С тяжёлым вздохом встаю на ноги. В течение нескольких месяцев Виктор практически учил меня заново ходить, шаг за шагом награждая пылкими поцелуями за старания. Мне даже нравилось, но этого по-прежнему было чертовски мало, хотелось куда большего.
Тянусь к заранее приготовленной с вечера одежде, висящей на широкой спинке высокого стула, и начинаю не торопясь одеваться, представляя, как буду наблюдать за катанием кумира, его мягкими движениями, любоваться натренированным телом, пускай даже через слой одежды. Его тренер должен прилететь только завтра, а пока что Виктор будет принадлежать только мне, и его танец на льду будет лишь для меня.
— Юри-и, ты собрался? — откуда-то из соседней комнаты раздался протяжный голос Никифорова. — Поторопись, а то времени совсем не останется.
— Я почти готов, — отвечаю, пристально разглядывая себя в зеркале.
Что-то во мне не так. Продолжаю смотреть на собственное отражение с нескрываемым презрением, но вскоре, недолго думая снимаю очки с тёмно-синей оправой, откладываю их в сторону, подальше с глаз. Картинка становится немного размытой, но вижу достаточно, чтобы не влупиться лбом в дверной косяк. Кажется, так гораздо лучше, но чего-то по-прежнему не хватает… Запускаю пятерню в тёмные волосы, принимаясь зачёсывать их назад. Как раз в этот момент в комнату входит Виктор. Он просто стоит, удивлённо глядя в мою сторону, не решаясь произнести ни слова. Я не вижу его, но очень хорошо ощущаю это каждой клеточкой своего тела.
— С каких пор ты убираешь назад волосы? — наконец, фигурист нарушает звенящую тишину, подойдя ко мне со спины, нежно обнимая. — Тебе очень идёт.
Чувствую, как щёки наливаются краской и стараюсь прикрыть лицо, но это получается плохо, потому что Никифоров разворачивает меня к себе, накрывая губы своими.

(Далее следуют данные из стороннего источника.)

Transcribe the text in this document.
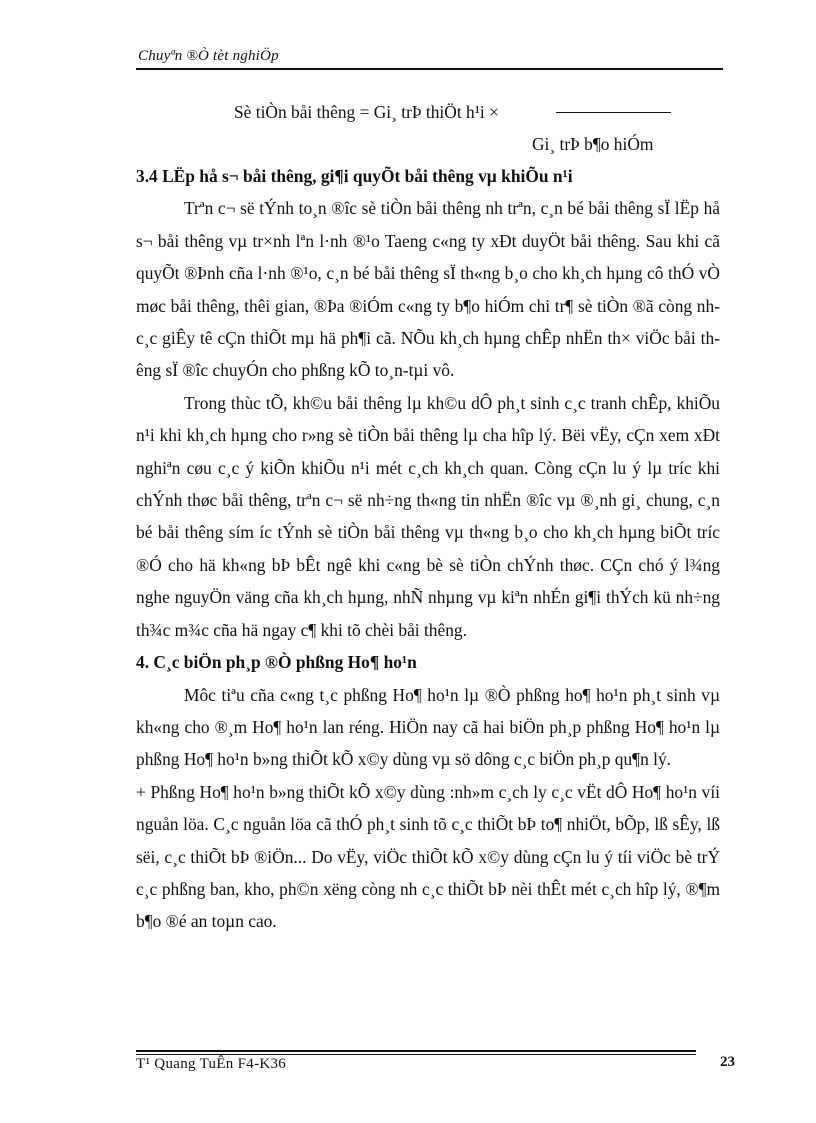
Chuyªn ®Ò tèt nghiÖp
Sè tiÒn båi thêng = Gi¸ trÞ thiÖt h¹i ×
Gi¸ trÞ b¶o hiÓm

3.4 LËp hå s¬ båi thêng, gi¶i quyÕt båi thêng vµ khiÕu n¹i

Trªn c¬ së tÝnh to¸n ®îc sè tiÒn båi thêng nh trªn, c¸n bé båi thêng sÏ lËp hå s¬ båi thêng vµ tr×nh lªn l·nh ®¹o Taeng c«ng ty xÐt duyÖt båi thêng. Sau khi cã quyÕt ®Þnh cña l·nh ®¹o, c¸n bé båi thêng sÏ th«ng b¸o cho kh¸ch hµng cô thÓ vÒ møc båi thêng, thêi gian, ®Þa ®iÓm c«ng ty b¶o hiÓm chi tr¶ sè tiÒn ®ã còng nh c¸c giÊy tê cÇn thiÕt mµ hä ph¶i cã. NÕu kh¸ch hµng chÊp nhËn th× viÖc båi thêng sÏ ®îc chuyÓn cho phßng kÕ to¸n-tµi vô.

Trong thùc tÕ, kh©u båi thêng lµ kh©u dÔ ph¸t sinh c¸c tranh chÊp, khiÕu n¹i khi kh¸ch hµng cho r»ng sè tiÒn båi thêng lµ cha hîp lý. Bëi vËy, cÇn xem xÐt nghiªn cøu c¸c ý kiÕn khiÕu n¹i mét c¸ch kh¸ch quan. Còng cÇn lu ý lµ tríc khi chÝnh thøc båi thêng, trªn c¬ së nh÷ng th«ng tin nhËn ®îc vµ ®¸nh gi¸ chung, c¸n bé båi thêng sím íc tÝnh sè tiÒn båi thêng vµ th«ng b¸o cho kh¸ch hµng biÕt tríc ®Ó cho hä kh«ng bÞ bÊt ngê khi c«ng bè sè tiÒn chÝnh thøc. CÇn chó ý l¾ng nghe nguyÖn väng cña kh¸ch hµng, nhÑ nhµng vµ kiªn nhÉn gi¶i thÝch kü nh÷ng th¾c m¾c cña hä ngay c¶ khi tõ chèi båi thêng.

4. C¸c biÖn ph¸p ®Ò phßng Ho¶ ho¹n

Môc tiªu cña c«ng t¸c phßng Ho¶ ho¹n lµ ®Ò phßng ho¶ ho¹n ph¸t sinh vµ kh«ng cho ®¸m Ho¶ ho¹n lan réng. HiÖn nay cã hai biÖn ph¸p phßng Ho¶ ho¹n lµ phßng Ho¶ ho¹n b»ng thiÕt kÕ x©y dùng vµ sö dông c¸c biÖn ph¸p qu¶n lý.

+ Phßng Ho¶ ho¹n b»ng thiÕt kÕ x©y dùng :nh»m c¸ch ly c¸c vËt dÔ Ho¶ ho¹n víi nguån löa. C¸c nguån löa cã thÓ ph¸t sinh tõ c¸c thiÕt bÞ to¶ nhiÖt, bÕp, lß sÊy, lß sëi, c¸c thiÕt bÞ ®iÖn... Do vËy, viÖc thiÕt kÕ x©y dùng cÇn lu ý tíi viÖc bè trÝ c¸c phßng ban, kho, ph©n xëng còng nh c¸c thiÕt bÞ nèi thÊt mét c¸ch hîp lý, ®¶m b¶o ®é an toµn cao.

T¹ Quang TuÊn F4-K36	23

— Я люблю тебя, Юри, — шепчет он, утыкаясь носом мне в плечо.
Осознание того, что слёзы начинают катиться по щекам, приходит не сразу. Казалось бы — обычные слова, которые слышу практически каждый день. Только сегодня прозвучали они несколько иначе. Обручальные кольца на наших пальцах — лишнее доказательство нашей любви и глубокой привязанности друг к другу. Мне никогда не забыть тот злосчастный день в конце августа, сделавший меня, в конце концов, по-настоящему счастливым. Не важно, чистая случайность это или знаки самой судьбы, главное, что сейчас мы вместе.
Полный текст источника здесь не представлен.